Institutions can choose to embed altmetrics in their institutional repositories or researcher profiles. Two commonly used services are Altmetric.com and Plum Analytics. Both of these tools index a wide range of altmetrics. 

What's Wrong with using Journal Impact Factor (IF)?

Traditionally, scholarly impact has been measured through citations, specifically citations from journal articles to journal articles. However, since citations to individual articles tend to be slow to accumulate, as a proxy, researchers, administrators, and funders have relied upon the aggregate impact of the journal in which an article appeared. This is measured by the Journal Impact Factor, now produced by Thomson Reuters.

Wikipedia defines the Journal Impact Factor as "a measure reflecting the average number of citations to recent articles published in the journal... In any given year, the impact factor of a journal is the average number of citations received per paper published in that journal during the two preceding years."

 

Unfortunately, the Journal Impact Factor is not an appropriate tool for assessing the impact of individual articles. Why?

  • Most citations accrued by a journal are a small number of the journal's articles; the article under evaluation may or may not be highly cited.
  • Journal Impact Factors can be "gamed" by editorial policy, for example through requiring authors to cite other articles that appeared in the journal or by commissioning review articles which tend to receive a lot of citations.

For these reasons, a movement against the inappropriate use of Journal Impact Factors is gaining momentum. In 2013 the San Francisco Declaration on Research Assessment (DORA) was released. It offered this general recommendation: "Do not use journal-based metrics, such as Journal Impact Factors, as a surrogate measure of the quality of individual research articles, to assess an individual scientist's contributions, or in hiring, promotion, or funding decisions."

What is the Alternative?

Article-Level Metrics

Article-Level Metrics are an attempt to measure impact at the article level. They can include traditional measures of impact such as citation counts as well as newer metrics like the number of times an article was downloaded. Article-level metrics can also include altmetrics (see below). 

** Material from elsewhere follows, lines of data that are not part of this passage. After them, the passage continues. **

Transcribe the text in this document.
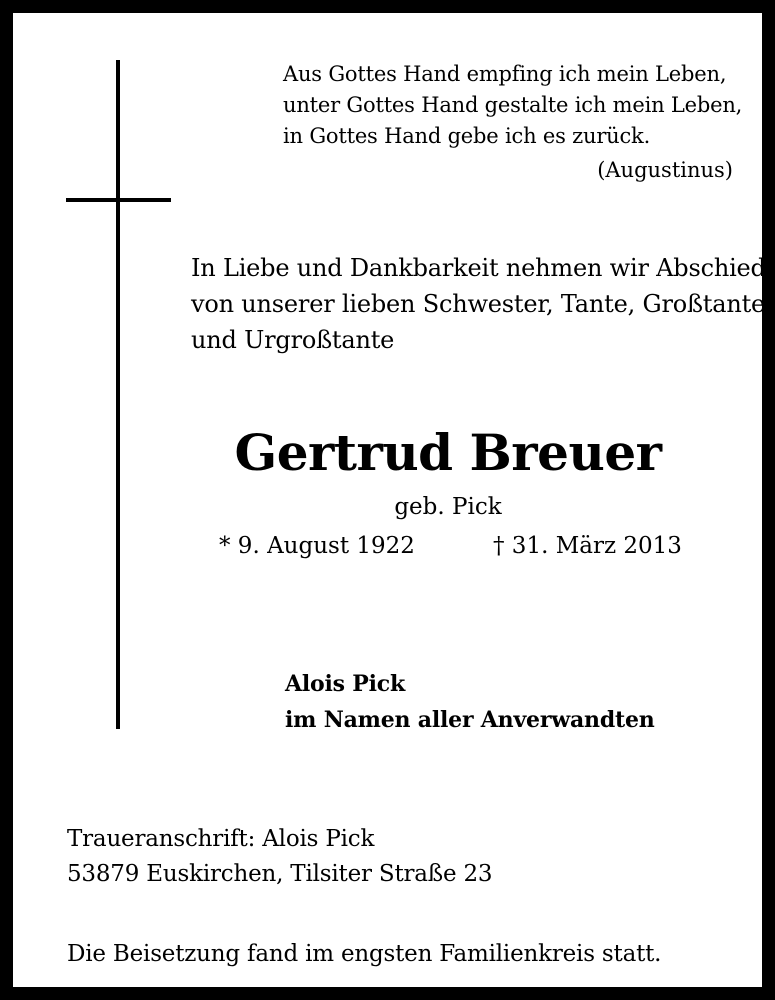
Aus Gottes Hand empfing ich mein Leben,
unter Gottes Hand gestalte ich mein Leben,
in Gottes Hand gebe ich es zurück.
(Augustinus)
In Liebe und Dankbarkeit nehmen wir Abschied
von unserer lieben Schwester, Tante, Großtante
und Urgroßtante
Gertrud Breuer
geb. Pick
* 9. August 1922	† 31. März 2013
Alois Pick
im Namen aller Anverwandten
Traueranschrift: Alois Pick
53879 Euskirchen, Tilsiter Straße 23
Die Beisetzung fand im engsten Familienkreis statt.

While article-level metrics are by definition limited to scholarly articles, some of the tools discussed in this guide can help you identify citations to other individual research products, e.g. books or book chapters. 

A growing number of journals and publishing platforms are making article-level metrics available. For example, article-level metrics are provided for every article published by the Public Library of Science (PLoS). Metrics include total article views and downloads; citation data from SCOPUSWeb of ScienceCrossRef, and Google Scholar; bookmarks in Mendeley; and mentions on blogs, Facebook, and Twitter.

Other journals, including Nature, offer similar metrics from Altmetric.com, while journals published on the HighWire platform incorporate metrics from ImpactStory. 

And Trinity University faculty who have archived their articles in our Digital Commons or SelectedWorks receive an email each month with the number of times each article has been downloaded.

 

Altmetrics

Altmetrics measure the impact not only of journal articles but a diverse array of online scholarly outputs such as books, book chapters, data sets, computer code, presentation slides, posters, blog posts, digital humanities projects, and websites.